What the fragment retains
TB-500 retains the actin-binding function of TB4. That's the mechanism most commonly cited for soft-tissue recovery:
- Sequestering G-actin (the building block of the cytoskeleton)
- Releasing it when needed for cell movement, division, or repair
- Modulating the cellular response to injury
For musculoskeletal recovery — tendon, ligament, muscle — the actin-binding function is the dominant mechanism. TB-500 retains it.
What the fragment loses
The full TB4 protein has functions beyond actin binding that the fragment doesn't replicate:
- Ac-SDKP tetrapeptide release — the N-terminal four amino acids of TB4 are cleaved off in the body to produce Ac-SDKP, an independent signaling peptide with anti-fibrotic and hematopoietic effects
- Direct binding to other proteins — TB4 has interactions beyond G-actin that involve regions outside the central fragment
- Distinct receptor signaling — emerging research suggests TB4 may interact with specific receptors that the fragment doesn't engage as effectively
For cardiac regeneration, anti-fibrotic effects, and certain immune-modulation pathways, full TB4 has data the fragment doesn't.
Why the fragment exists
Two practical reasons:
- Cost. Manufacturing 43-amino-acid peptides is significantly more expensive than 17-amino-acid peptides. TB-500 is roughly 10x cheaper per mg than full TB4.

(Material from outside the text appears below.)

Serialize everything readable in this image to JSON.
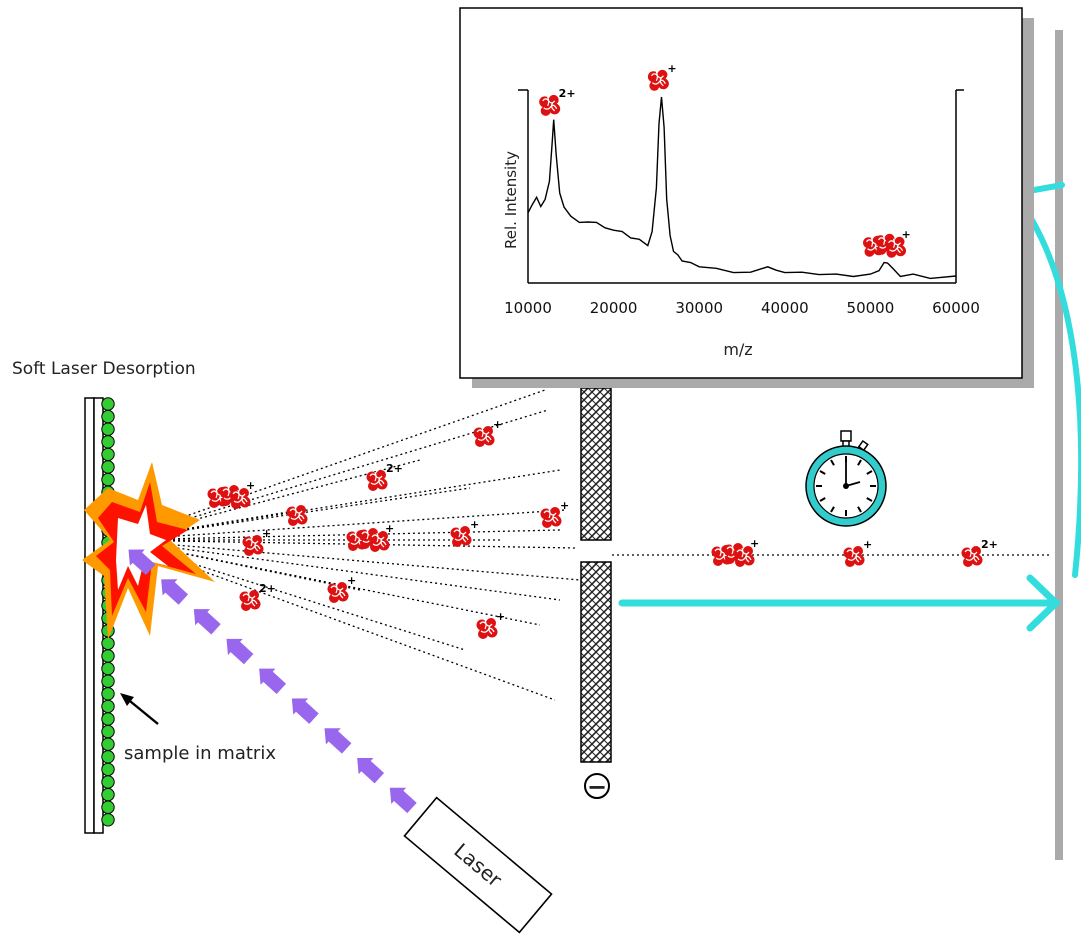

- Sufficient activity. For musculoskeletal recovery — the use case most strength-peptide users care about — the fragment captures most of the relevant activity.
For research-chemical-grade strength peptides, the fragment is the practical choice. The full protein is reserved for clinical research where the additional functions matter.
How to know what you're buying
Vendor labeling is inconsistent. To verify what's in the vial:
- Check the COA's mass spectrometry result — TB-500 fragment has a characteristic mass (~1924 Da); full TB4 is ~4963 Da. The mass tells you what you have.
- Check the price per mg — full TB4 at $30/mg is almost certainly mislabeled fragment
- Check the source description — "TB4 fragment 17-23" or "Ac-LKKTETQ peptide" is the fragment; "thymosin beta-4 full sequence" is the full protein
- Ask the vendor directly — a reputable vendor will know
Research context — when the difference matters
When you read pre-clinical or clinical literature, pay attention to which molecule was used:
| Indication | Most-cited research uses | Fragment likely sufficient? |
|---|---|---|
| Skeletal muscle injury | Both | Yes |
| Tendon and ligament healing | Both | Yes |
| Cardiac tissue regeneration | Full TB4 (clinical trials) | Unclear — much of the cardiac data uses full TB4 |
| Corneal wound healing | Full TB4 (FDA Phase 3) | Unclear |
| Stroke / neural recovery | Full TB4 | Probably not |
| Anti-fibrotic effects | Full TB4 (Ac-SDKP cleavage) | No — fragment doesn't release Ac-SDKP |
| Hair growth | Mixed | Unclear |
For the strength-community uses (musculoskeletal recovery), TB-500 fragment captures the relevant biology. For specialized indications outside that use case, the parent protein has data the fragment doesn't.
What this means for protocol decisions
Practical implications:
- For tendon/ligament/muscle recovery, the standard TB-500 fragment is appropriate
- For broader anti-fibrotic or cardiac goals, the literature is on full TB4 — not directly translatable to fragment dosing
- Pricing should reflect the molecule — if a vendor charges full-TB4 prices for fragment, you're being overcharged
- Don't assume fragment trials match TB4 trials — when reading research, verify which molecule was used
The Ac-SDKP question
The N-terminal Ac-SDKP tetrapeptide that TB-500 doesn't include is itself a researched compound — sometimes sold separately under that name. It has independent anti-fibrotic and hematopoietic activity. Some users stack TB-500 with Ac-SDKP to recreate the activity profile of full TB4.
This is uncommon and not well-supported by user experience reports. If your goal genuinely calls for full TB4 activity, sourcing the full protein is more straightforward than reconstructing it.